Step toward building nanomachine-based 'materials that today just sound like science fiction'

To tell what’s really going on, read the abstract, but here’s the BBC version:

Professor David Leigh, of the University of Edinburgh, said the demonstration was one of the first examples to show molecular machines integrating successfully with the macroscopic world…

The tiny machines that coat the surface are essentially rod-like structures with rings that, in their normal state, furiously jump up and down because of Brownian motion (the random movement of molecules caused by collisions with molecules around them). But when these structures are stimulated by ultra-violet light, a chemical reaction takes place and the rings all go to one end, changing the nature of the surface under the blob from a repulsive one to an attractive one…
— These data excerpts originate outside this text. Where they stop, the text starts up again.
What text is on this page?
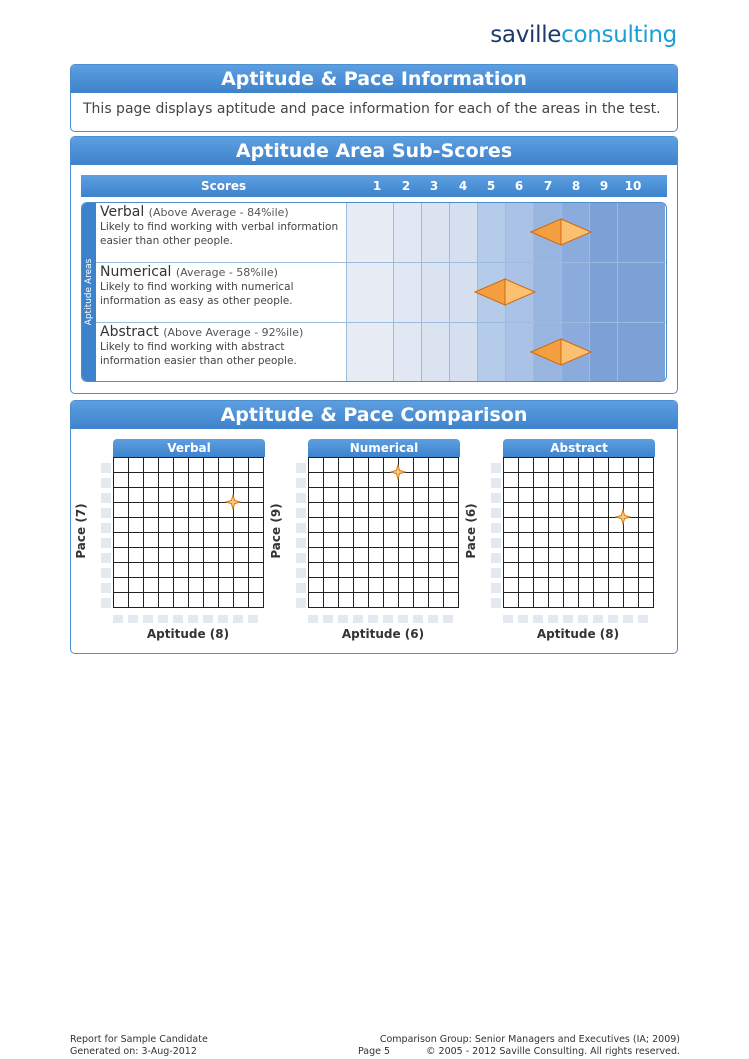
savilleconsulting
Aptitude & Pace Information
This page displays aptitude and pace information for each of the areas in the test.
Aptitude Area Sub-Scores
Scores	1	2	3	4	5	6	7	8	9	10
Aptitude Areas
Verbal (Above Average - 84%ile)
Likely to find working with verbal information easier than other people.
Numerical (Average - 58%ile)
Likely to find working with numerical information as easy as other people.
Abstract (Above Average - 92%ile)
Likely to find working with abstract information easier than other people.
Aptitude & Pace Comparison
Verbal
Pace (7)
Aptitude (8)
Numerical
Pace (9)
Aptitude (6)
Abstract
Pace (6)
Aptitude (8)
Report for Sample Candidate
Generated on: 3-Aug-2012	Page 5
Comparison Group: Senior Managers and Executives (IA; 2009)
© 2005 - 2012 Saville Consulting. All rights reserved.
Professor Leigh concedes the work is early proof-of-principle but he is bolstered by the knowledge that nature uses molecular machines to do all of its jobs. He believes it can only be a matter of time before we are tapping into that know-how.

“Mankind, despite all of our technology in the 21st century, we use molecular machines to do nothing,” he told the British Association’s Festival of Science here in Dublin, Ireland.

“The properties of every drug, every polymer and every catalyst are just based on their static or non-smart properties. When we learn to do the same as nature, you really will have materials that today just sound like science fiction.”

Professor Leigh’s group at Edinburgh published their work this week in the journal Nature Materials.